My strategy has been similar to what we used to do in my calculus classes in college. I remember in one of the classes, we had to figure out whether an equation that spits out a series of numbers was convergent or divergent. If the equation is too complicated to figure that out, you can simplify the equation in such a way that you know it's either more or less likely than the original equation to be convergent or divergent. If you're testing for convergence, and you know your simplification is less likely to be convergent than the original equation, but it converges anyway, then you know your original equation is convergent.

Mr. Pruett also pointed out that I over-complicated part of my calculation. I could've just started with 10⁸⁰ atoms in the universe and figured out how many of them are carbon atoms, and gone from there. I didn't have to talk about star types, habitable planets, lithospheres, etc.

Mr. Pruett made a good point I wish I had considered.
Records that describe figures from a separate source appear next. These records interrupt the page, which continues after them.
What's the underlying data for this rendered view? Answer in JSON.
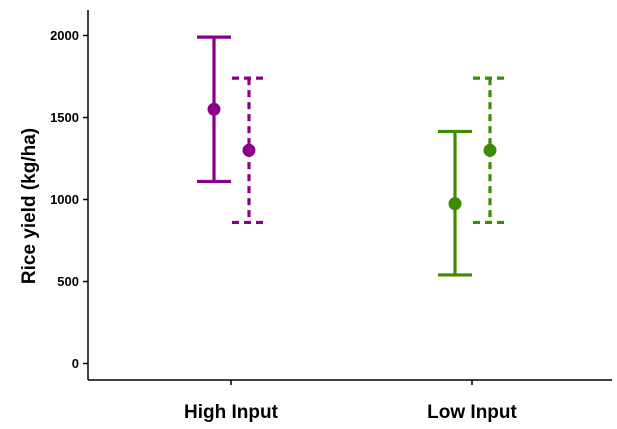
{
  "chart_data": {
    "type": "errorbar",
    "title": "",
    "xlabel": "",
    "ylabel": "Rice yield (kg/ha)",
    "ylim": [
      0,
      2000
    ],
    "y_ticks": [
      0,
      500,
      1000,
      1500,
      2000
    ],
    "categories": [
      "High Input",
      "Low Input"
    ],
    "grid": false,
    "legend": "none",
    "series": [
      {
        "line_style": "solid",
        "points": [
          {
            "category": "High Input",
            "mean": 1550,
            "lower": 1110,
            "upper": 1990,
            "color": "#8B008B"
          },
          {
            "category": "Low Input",
            "mean": 975,
            "lower": 540,
            "upper": 1415,
            "color": "#3F8A00"
          }
        ]
      },
      {
        "line_style": "dashed",
        "points": [
          {
            "category": "High Input",
            "mean": 1300,
            "lower": 860,
            "upper": 1740,
            "color": "#8B008B"
          },
          {
            "category": "Low Input",
            "mean": 1300,
            "lower": 860,
            "upper": 1740,
            "color": "#3F8A00"
          }
        ]
      }
    ]
  }
}
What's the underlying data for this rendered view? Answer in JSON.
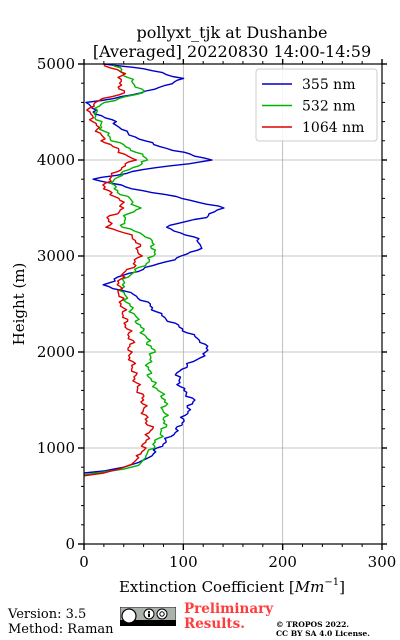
{
  "chart_data": {
    "type": "line",
    "title_line1": "pollyxt_tjk at Dushanbe",
    "title_line2": "[Averaged] 20220830 14:00-14:59",
    "xlabel_prefix": "Extinction Coefficient [",
    "xlabel_unit_base": "Mm",
    "xlabel_unit_exp": "−1",
    "xlabel_suffix": "]",
    "ylabel": "Height (m)",
    "xlim": [
      0,
      300
    ],
    "ylim": [
      0,
      5000
    ],
    "xticks": [
      0,
      100,
      200,
      300
    ],
    "yticks": [
      0,
      1000,
      2000,
      3000,
      4000,
      5000
    ],
    "grid": true,
    "legend_position": "top-right",
    "series": [
      {
        "name": "355 nm",
        "color": "#0000cc",
        "points": [
          [
            0,
            740
          ],
          [
            20,
            760
          ],
          [
            40,
            800
          ],
          [
            55,
            850
          ],
          [
            65,
            900
          ],
          [
            75,
            1000
          ],
          [
            85,
            1100
          ],
          [
            95,
            1200
          ],
          [
            100,
            1300
          ],
          [
            105,
            1400
          ],
          [
            110,
            1500
          ],
          [
            100,
            1600
          ],
          [
            95,
            1700
          ],
          [
            95,
            1800
          ],
          [
            110,
            1900
          ],
          [
            125,
            2000
          ],
          [
            120,
            2100
          ],
          [
            105,
            2200
          ],
          [
            90,
            2300
          ],
          [
            75,
            2400
          ],
          [
            65,
            2500
          ],
          [
            50,
            2600
          ],
          [
            20,
            2700
          ],
          [
            40,
            2800
          ],
          [
            70,
            2900
          ],
          [
            100,
            3000
          ],
          [
            120,
            3100
          ],
          [
            110,
            3200
          ],
          [
            80,
            3300
          ],
          [
            120,
            3400
          ],
          [
            140,
            3500
          ],
          [
            100,
            3600
          ],
          [
            50,
            3700
          ],
          [
            10,
            3800
          ],
          [
            60,
            3900
          ],
          [
            130,
            4000
          ],
          [
            90,
            4100
          ],
          [
            60,
            4200
          ],
          [
            40,
            4300
          ],
          [
            30,
            4400
          ],
          [
            10,
            4500
          ],
          [
            5,
            4600
          ],
          [
            60,
            4700
          ],
          [
            100,
            4850
          ],
          [
            60,
            4950
          ],
          [
            20,
            5000
          ]
        ]
      },
      {
        "name": "532 nm",
        "color": "#00b400",
        "points": [
          [
            0,
            720
          ],
          [
            20,
            750
          ],
          [
            40,
            780
          ],
          [
            55,
            820
          ],
          [
            62,
            900
          ],
          [
            68,
            1000
          ],
          [
            75,
            1100
          ],
          [
            80,
            1200
          ],
          [
            82,
            1300
          ],
          [
            80,
            1400
          ],
          [
            82,
            1500
          ],
          [
            75,
            1600
          ],
          [
            68,
            1700
          ],
          [
            65,
            1800
          ],
          [
            65,
            1900
          ],
          [
            70,
            2000
          ],
          [
            65,
            2100
          ],
          [
            60,
            2200
          ],
          [
            55,
            2300
          ],
          [
            50,
            2400
          ],
          [
            45,
            2500
          ],
          [
            40,
            2600
          ],
          [
            38,
            2700
          ],
          [
            45,
            2800
          ],
          [
            60,
            2900
          ],
          [
            70,
            3000
          ],
          [
            70,
            3100
          ],
          [
            65,
            3200
          ],
          [
            40,
            3300
          ],
          [
            40,
            3400
          ],
          [
            55,
            3500
          ],
          [
            45,
            3600
          ],
          [
            30,
            3700
          ],
          [
            30,
            3800
          ],
          [
            45,
            3900
          ],
          [
            65,
            4000
          ],
          [
            50,
            4100
          ],
          [
            30,
            4200
          ],
          [
            20,
            4300
          ],
          [
            15,
            4400
          ],
          [
            10,
            4500
          ],
          [
            20,
            4600
          ],
          [
            60,
            4700
          ],
          [
            50,
            4800
          ],
          [
            40,
            4900
          ],
          [
            30,
            5000
          ]
        ]
      },
      {
        "name": "1064 nm",
        "color": "#dd0000",
        "points": [
          [
            0,
            710
          ],
          [
            20,
            740
          ],
          [
            35,
            780
          ],
          [
            48,
            830
          ],
          [
            55,
            900
          ],
          [
            60,
            1000
          ],
          [
            63,
            1100
          ],
          [
            68,
            1200
          ],
          [
            62,
            1300
          ],
          [
            60,
            1400
          ],
          [
            60,
            1500
          ],
          [
            55,
            1600
          ],
          [
            52,
            1700
          ],
          [
            50,
            1800
          ],
          [
            48,
            1900
          ],
          [
            45,
            2000
          ],
          [
            48,
            2100
          ],
          [
            45,
            2200
          ],
          [
            42,
            2300
          ],
          [
            40,
            2400
          ],
          [
            38,
            2500
          ],
          [
            36,
            2600
          ],
          [
            35,
            2700
          ],
          [
            38,
            2800
          ],
          [
            50,
            2900
          ],
          [
            55,
            3000
          ],
          [
            55,
            3100
          ],
          [
            50,
            3200
          ],
          [
            25,
            3300
          ],
          [
            25,
            3400
          ],
          [
            40,
            3500
          ],
          [
            35,
            3600
          ],
          [
            20,
            3700
          ],
          [
            25,
            3800
          ],
          [
            35,
            3900
          ],
          [
            50,
            4000
          ],
          [
            35,
            4100
          ],
          [
            20,
            4200
          ],
          [
            15,
            4300
          ],
          [
            10,
            4400
          ],
          [
            5,
            4500
          ],
          [
            10,
            4600
          ],
          [
            40,
            4700
          ],
          [
            35,
            4800
          ],
          [
            40,
            4900
          ],
          [
            20,
            5000
          ]
        ]
      }
    ]
  },
  "footer": {
    "version": "Version: 3.5",
    "method": "Method: Raman",
    "preliminary_line1": "Preliminary",
    "preliminary_line2": "Results.",
    "copyright_line1": "© TROPOS 2022.",
    "copyright_line2": "CC BY SA 4.0 License."
  }
}
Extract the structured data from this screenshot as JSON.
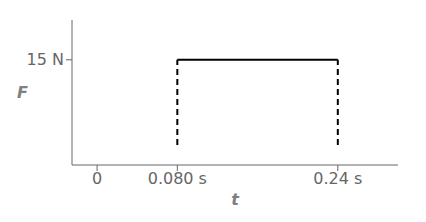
{
  "chart_data": {
    "type": "line",
    "title": "",
    "xlabel": "t",
    "ylabel": "F",
    "series": [
      {
        "x": [
          0.08,
          0.24
        ],
        "values": [
          15,
          15
        ],
        "color": "#000000",
        "line_style": "solid"
      },
      {
        "x": [
          0.08,
          0.08
        ],
        "values": [
          0,
          15
        ],
        "color": "#000000",
        "line_style": "dashed"
      },
      {
        "x": [
          0.24,
          0.24
        ],
        "values": [
          0,
          15
        ],
        "color": "#000000",
        "line_style": "dashed"
      }
    ],
    "xlim": [
      -0.025,
      0.3
    ],
    "ylim": [
      -3.5,
      22
    ],
    "xticks": [
      0,
      {
        "value": 0.08,
        "label": "0.080 s"
      },
      {
        "value": 0.24,
        "label": "0.24 s"
      }
    ],
    "yticks": [
      {
        "value": 15,
        "label": "15 N"
      }
    ],
    "grid": false
  }
}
I gave very generous time constraints on building proteins, but if I wanted to test de novo genes in already existing species, those appear to pop up pretty quickly in nature. The Cambrian Explosion only lasted maybe 30 million years, and lots of new genes (and their corresponding proteins) had to have come into existence during that short window of time. That's three orders of magnitude less time than my original 13.8 billion year estimate and two orders of magnitude less than my more restricted estimates of 1 to 5 billion years.

Mr. Pruett made an interesting psychological point. Suppose we calculated that it's nearly impossible for the universe to cough up certain functional proteins, but we went out in nature and discovered that they exist. It's unlikely that a biologist would say, "Wow, that's a miracle." It's more likely they would say, "I guess nature is more clever than we thought." When it comes to trying to figure out whether nature could do something on its own or whether it needs divine assistance, our worldview presuppositions are probably going to carry more weight than our calculations.

I'm not saying necessaily that it shouldn't. After all, a person might have good reason for subscribing to their worldview. If I make some calculation that allows me to make a prediction about what I should expect to find in nature, and I go out in nature and find that things are very different, I probably should doubt the assumptions that went into my calculation. I mean that's how science works. You come up with a hypothesis, you make a prediction based on your hypothesis, and you test it by making observations to see if the prediction pans out.

I think what the protein evolution probability argument attempts to do is not test the assumptions that go into the calculation, but to test the worldview of naturalism. If you assume naturalism as part of your hypothesis, and you use various assumptions to make a calculation that predicts something about proteins, and you go out in nature and find out that your prediction was wrong, that is supposed to cast doubt, not on the assumptions that went into your calculation, but on the assumption of your worldview. Somebody who subscribes to naturalism who runs the same experiment and falsifies their prediction is going to questions the assumptions that went into their calculation rather than their naturalistic worldview. And maybe they should. I don't know. I guess at that point it depends whether you're more sure about your worldview or you're more sure about the assumptions that went into your calculations, not to mention your confidence in entering them in your calculator correctly.

Anyway, thank you for joining me on this journey. It's been interesting for me.